Tra i fardelli che mai come oggi pesano sulle spalle del Capitano (definizione coniata proprio da Morisi), per il docente di Metodi e tecnica della ricerca sociale all’Università di Milano “c’è anche quello sbarco della Lega al Sud che oggi vale non più del 5 o 6 per cento”. L’altra faccia della medaglia è il Nord dove la Lega, allora di Umberto Bossi, è nata ed è cresciuta e, oggi, in qualche modo si ribella a quelle scelte di Salvini tutt’altro che paganti e apprezzate. Basterebbe solo il Green Pass, invocato e benedetto dagli imprenditori piccoli e grandi per evitare di doversi fermare o rallentare per causa del virus.

Come in una riedizione, in epoca Covid, del Papeete il leader della Lega anziché ascoltare la voce delle imprese, che poi al Nord sono la storica base elettorale del suo partito, si è infilato in una rincorsa di Giorgia Meloni. Non è un caso che anche ieri l’altro proprio a Torino Salvini non abbia pronunciato neppure una volta la parola green pass parlando ai suoi elettori, la cui stragrande parte il lasciapassare verde lo difende e, appunto, lo invoca. Come fanno Luca Zaia, Massimiliano Fedriga, Attilio Fontana, e tanti assessori leghisti compresi quelli del Piemonte.

Insomma, la Lega tiene nonostante la tempesta del caso Morisi e quella che è ormai più di una maretta tra le due anime del partito. Tiene, terrà come prevedono gli osservatori alla prova del voto, specie nella città considerata forse la più contendibile al centrosinistra, qual è Torino. “Per la vicenda Morisi è ancora troppo presto perché, semmai, possa avere effetti sul voto, mentre – osserva Natale – i travagli interni è estremamente difficile portino un elettore leghista a votare diversamente. Questo è un dibattito interno che almeno in questa tornata elettorale difficilmente avrà ripercussioni”.

La tensione si taglia più col coltello ai vertici piuttosto che tra i militanti, nell’elettorato che in questi anni, secondo i sondaggi delle scorse settimane, è cresciuto raccogliendo parte di quei consensi andati cinque anni fa ai Cinquestelle, soprattutto nelle periferie, anche se contesi con l’alleato FdI. Proprio la necessità di non farsi superare dal partito della Meloni e arginarne la crescita è l’obiettivo non secondario della Lega.
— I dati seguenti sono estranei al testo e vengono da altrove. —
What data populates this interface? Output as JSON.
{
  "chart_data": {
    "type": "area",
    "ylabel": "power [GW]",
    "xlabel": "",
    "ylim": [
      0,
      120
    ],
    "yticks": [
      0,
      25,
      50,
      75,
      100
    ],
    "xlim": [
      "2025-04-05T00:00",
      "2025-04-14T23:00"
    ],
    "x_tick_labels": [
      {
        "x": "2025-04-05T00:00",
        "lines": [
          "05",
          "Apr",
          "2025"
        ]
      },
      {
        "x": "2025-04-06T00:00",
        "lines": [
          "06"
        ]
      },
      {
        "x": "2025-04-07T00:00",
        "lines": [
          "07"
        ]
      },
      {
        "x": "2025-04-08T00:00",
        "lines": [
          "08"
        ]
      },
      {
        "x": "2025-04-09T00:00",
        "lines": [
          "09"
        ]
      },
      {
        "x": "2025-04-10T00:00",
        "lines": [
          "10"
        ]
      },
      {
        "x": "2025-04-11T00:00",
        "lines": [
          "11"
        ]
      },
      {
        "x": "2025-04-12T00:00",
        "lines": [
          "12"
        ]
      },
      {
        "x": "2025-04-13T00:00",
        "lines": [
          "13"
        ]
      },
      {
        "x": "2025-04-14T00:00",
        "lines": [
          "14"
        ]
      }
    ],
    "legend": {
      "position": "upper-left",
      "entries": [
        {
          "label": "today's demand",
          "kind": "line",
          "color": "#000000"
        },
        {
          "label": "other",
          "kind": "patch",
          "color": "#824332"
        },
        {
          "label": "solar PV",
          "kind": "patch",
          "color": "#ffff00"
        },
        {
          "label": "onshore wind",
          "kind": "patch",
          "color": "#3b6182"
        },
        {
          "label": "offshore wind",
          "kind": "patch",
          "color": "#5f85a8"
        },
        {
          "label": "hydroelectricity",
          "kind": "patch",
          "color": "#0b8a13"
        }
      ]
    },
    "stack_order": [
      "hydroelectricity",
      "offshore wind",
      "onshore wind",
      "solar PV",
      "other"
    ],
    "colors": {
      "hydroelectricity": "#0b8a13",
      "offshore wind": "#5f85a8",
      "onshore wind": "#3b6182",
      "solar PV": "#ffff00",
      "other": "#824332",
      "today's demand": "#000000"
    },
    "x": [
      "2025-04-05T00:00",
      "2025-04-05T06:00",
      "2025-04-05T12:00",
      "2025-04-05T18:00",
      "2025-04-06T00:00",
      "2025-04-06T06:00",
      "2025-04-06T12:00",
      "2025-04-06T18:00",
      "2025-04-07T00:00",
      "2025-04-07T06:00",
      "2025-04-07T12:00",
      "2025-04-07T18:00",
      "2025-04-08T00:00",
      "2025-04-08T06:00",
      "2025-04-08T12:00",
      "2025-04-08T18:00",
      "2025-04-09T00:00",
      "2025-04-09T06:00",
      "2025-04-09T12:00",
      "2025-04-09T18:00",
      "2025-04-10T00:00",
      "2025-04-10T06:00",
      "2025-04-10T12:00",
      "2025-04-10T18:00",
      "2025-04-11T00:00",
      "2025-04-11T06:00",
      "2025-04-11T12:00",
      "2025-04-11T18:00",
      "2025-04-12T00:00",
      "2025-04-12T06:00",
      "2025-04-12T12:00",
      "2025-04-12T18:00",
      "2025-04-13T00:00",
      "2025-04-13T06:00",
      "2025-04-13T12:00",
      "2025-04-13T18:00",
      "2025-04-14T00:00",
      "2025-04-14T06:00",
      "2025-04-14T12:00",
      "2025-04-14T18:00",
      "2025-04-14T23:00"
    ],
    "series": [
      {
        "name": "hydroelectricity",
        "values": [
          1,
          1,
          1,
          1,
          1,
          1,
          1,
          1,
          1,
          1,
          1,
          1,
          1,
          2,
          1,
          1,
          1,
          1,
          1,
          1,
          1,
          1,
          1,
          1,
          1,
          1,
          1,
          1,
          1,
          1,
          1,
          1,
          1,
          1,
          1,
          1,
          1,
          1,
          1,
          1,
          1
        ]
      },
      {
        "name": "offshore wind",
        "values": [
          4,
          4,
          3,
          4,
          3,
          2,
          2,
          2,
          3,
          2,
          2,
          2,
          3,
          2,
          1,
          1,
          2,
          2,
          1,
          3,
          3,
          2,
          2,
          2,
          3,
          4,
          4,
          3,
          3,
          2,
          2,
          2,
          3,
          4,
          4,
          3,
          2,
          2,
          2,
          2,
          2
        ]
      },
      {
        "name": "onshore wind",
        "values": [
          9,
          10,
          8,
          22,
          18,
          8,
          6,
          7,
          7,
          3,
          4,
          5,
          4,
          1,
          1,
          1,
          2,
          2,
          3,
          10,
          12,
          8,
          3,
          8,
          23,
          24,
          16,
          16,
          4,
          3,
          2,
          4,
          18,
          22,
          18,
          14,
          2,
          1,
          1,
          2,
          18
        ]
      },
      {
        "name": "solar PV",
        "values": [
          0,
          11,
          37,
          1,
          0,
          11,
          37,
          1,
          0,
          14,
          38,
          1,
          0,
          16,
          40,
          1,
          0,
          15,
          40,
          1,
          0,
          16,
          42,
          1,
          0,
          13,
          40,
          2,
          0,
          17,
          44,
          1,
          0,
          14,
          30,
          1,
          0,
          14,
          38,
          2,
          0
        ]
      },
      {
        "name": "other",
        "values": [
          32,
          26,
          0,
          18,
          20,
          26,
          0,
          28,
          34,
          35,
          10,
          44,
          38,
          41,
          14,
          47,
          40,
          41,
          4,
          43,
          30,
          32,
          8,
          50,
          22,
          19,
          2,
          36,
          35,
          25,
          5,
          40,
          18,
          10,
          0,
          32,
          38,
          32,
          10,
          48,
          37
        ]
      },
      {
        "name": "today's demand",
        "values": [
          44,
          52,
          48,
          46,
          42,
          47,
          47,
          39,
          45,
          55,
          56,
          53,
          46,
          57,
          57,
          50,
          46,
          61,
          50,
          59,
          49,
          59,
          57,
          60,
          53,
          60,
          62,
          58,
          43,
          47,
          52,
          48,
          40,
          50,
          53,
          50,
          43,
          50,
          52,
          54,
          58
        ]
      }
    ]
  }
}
Si diceva della tensione, certo non sedata dalle ultime dichiarazioni di Damilano. Il suo posizionarsi come moderato liberale e non di centrodestra (posizione peraltro corroborata dalle nomine ricevute dalla giunta di Sergio Chiamparino, come quella al vertice del Museo del Cinema) ha innervosito non poco i dirigenti leghisti. Poi la mancata partecipazione al tour cittadino con Salvini e, oggi, la chiusura della campagna elettorale della lista civica – ha precisato – proprio con Giancarlo Giorgetti, deve aver fatto passare in secondo piano, per appena qualche minuto, perfino la vicenda Morisi.

Quella nell’impolitico Damilano, del civico mai prima d’ora confrontatosi con un’elezione, è una mossa da politico consumato? “Direi proprio di sì – spiega Natale –. Porsi in una situazione un po’ più centrista sembra una mossa azzeccata soprattutto in vista del ballottaggio con Stefano Lo Russo. A Torino, con la sua storia, votare un candidato apertamente di centrodestra pone oggettivamente più difficoltà rispetto a indicare sulla scheda un candidato che oltre a definirsi civico, manifesta la sua posizione centrista, togliendo agli avversari un elemento da giocare al secondo turno e provando a scacciare i timori a chi paventa una svolta decisa a destra. Una mossa di politics, non certo di policy”. Più che parlare del futuro della città, in questa circostanza, Damilano avverte che non sarà mai un uomo di destra”.